A full individual dose audit trail could be set up with ward stock replacement managed by the pharmacy robot. The packs could be stored in the patient bedside locker during the admission and then returned either to a central ward medicines cabinet/robot or to the pharmacy where the central robot could recycle the part packs and re-issue them when new prescriptions are presented. Small, decentralised ward automation systems are now being evaluated and others are in development. Linked directly to the electronic prescription and replenished automatically by the central robot, the whole drug distribution process can move into a new high-technological era. This development would further improve patient safety and free sufficient time in the pharmacy to dispense discharge prescriptions automatically. The new generation pharmacy robots have integral labelling and an output sufficient to meet the dispensing requirements of most pharmacies.

Alternatives

Other alternatives should also be considered. When looking across Europe, it becomes apparent that it is only in parts of the UK that patients are supplied with medicines on discharge from hospital or after visiting an outpatient clinic. Before long, the electronic patient record will become a reality and the link between primary and secondary care will be improved beyond recognition.
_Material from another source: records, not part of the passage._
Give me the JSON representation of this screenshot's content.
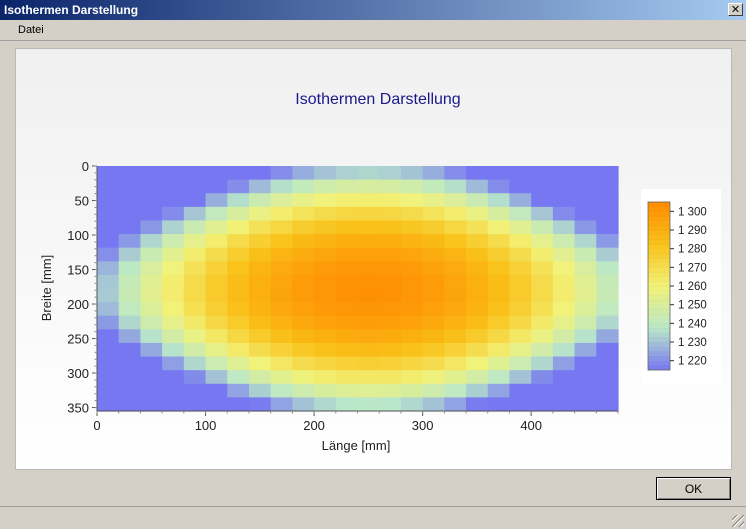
{
  "window": {
    "title": "Isothermen Darstellung",
    "close_glyph": "✕"
  },
  "menu": {
    "items": [
      {
        "label": "Datei"
      }
    ]
  },
  "buttons": {
    "ok_label": "OK"
  },
  "chart_data": {
    "type": "heatmap",
    "title": "Isothermen Darstellung",
    "xlabel": "Länge [mm]",
    "ylabel": "Breite [mm]",
    "xlim": [
      0,
      480
    ],
    "ylim": [
      0,
      355
    ],
    "y_inverted": true,
    "x_ticks": [
      0,
      100,
      200,
      300,
      400
    ],
    "y_ticks": [
      0,
      50,
      100,
      150,
      200,
      250,
      300,
      350
    ],
    "grid": {
      "nx": 24,
      "ny": 18
    },
    "center": [
      250,
      180
    ],
    "value_max": 1303,
    "value_min": 1212,
    "colorbar": {
      "min": 1215,
      "max": 1305,
      "ticks": [
        1220,
        1230,
        1240,
        1250,
        1260,
        1270,
        1280,
        1290,
        1300
      ],
      "tick_labels": [
        "1 220",
        "1 230",
        "1 240",
        "1 250",
        "1 260",
        "1 270",
        "1 280",
        "1 290",
        "1 300"
      ]
    },
    "colors": {
      "low": "#7777f2",
      "mid_low": "#b9e8c8",
      "mid": "#f2f279",
      "mid_high": "#f9c21a",
      "high": "#ff8c00"
    }
  }
}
Is it beyond the realms of possibility that the discharge or outpatient prescription could be transmitted to the community pharmacy for dispensing by a robot and delivered to the patient’s home? The medicine could be there before the patient arrives home. The impact on hospital pharmacy could be immense — more time for direct inpatient contact and more resources available for the development of other services. Total devotion to the inpatient must surely improve the quality of patient care and reduce further the risk of medication errors.

Planning for the future of hospital pharmacy in the new technological age is paramount. We must ask ourselves whether the model that has evolved over the past ten years is suitable for the next era and does the current system “make do”, or can we do better?


References

1. A spoonful of sugar — medicines management in NHS hospitals. London: The Audit Commission; 2001.